Перекличка форм в пространстве через их повторения была впервые предложена Роденом. Его «Три тени», которые должные завершать композицию «Врат», представляли одну и ту же фигуру, несколько развернутую в пространстве. Такое «эхо» форм было использовано Ж. Минне в композиции фонтана. Затем «Трехзвучие» встречаем у Г. Беллинга. Майоль трижды повторил одно и то же тело в «Трех фациях».

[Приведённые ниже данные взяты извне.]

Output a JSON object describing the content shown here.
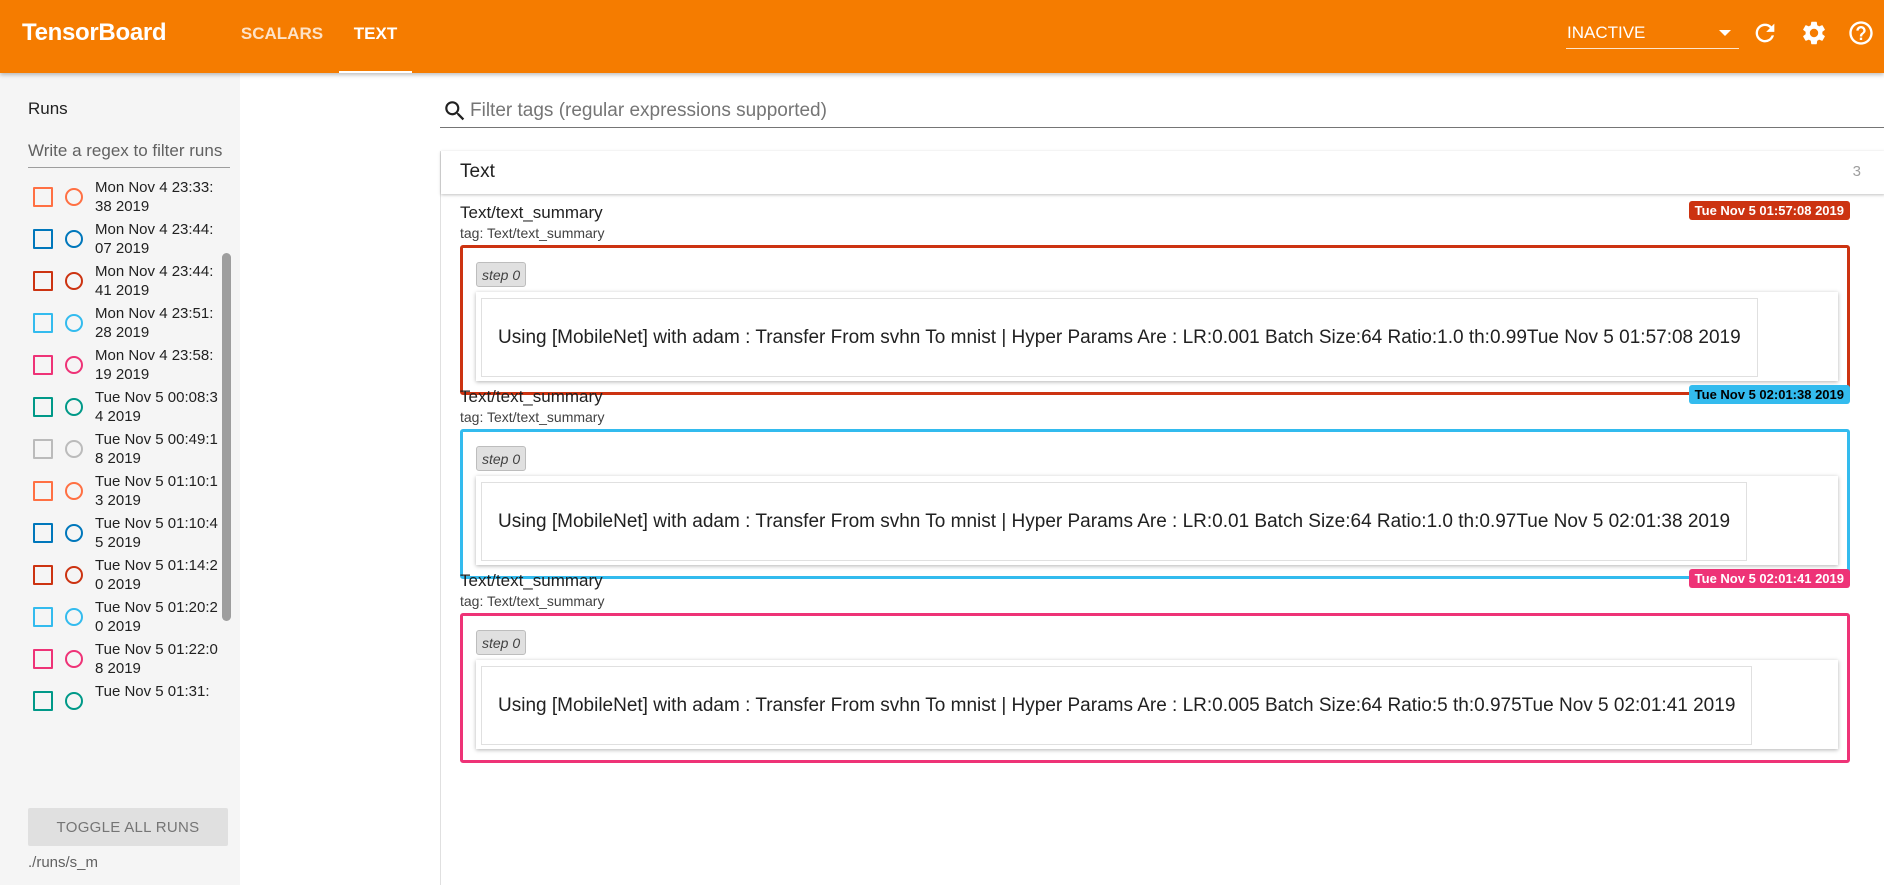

«Вещный» мир человека был осознан дадаизмом. Дюшан выставил «Сушилку для бутылок» в 1914 году и знаменитый «Фонтан» в 1917-м. Традиционное место произведения искусства занял утилитарный объект. В бесконечной игре субъекта с объектом он мог принимать гротесковый характер («Подарок» (1921) М. Рея и «Меховая чашка» (1936) М. Оппенгейм). Свою «Чашку I—V» разработал в 1918—1925 годах Бранкуси.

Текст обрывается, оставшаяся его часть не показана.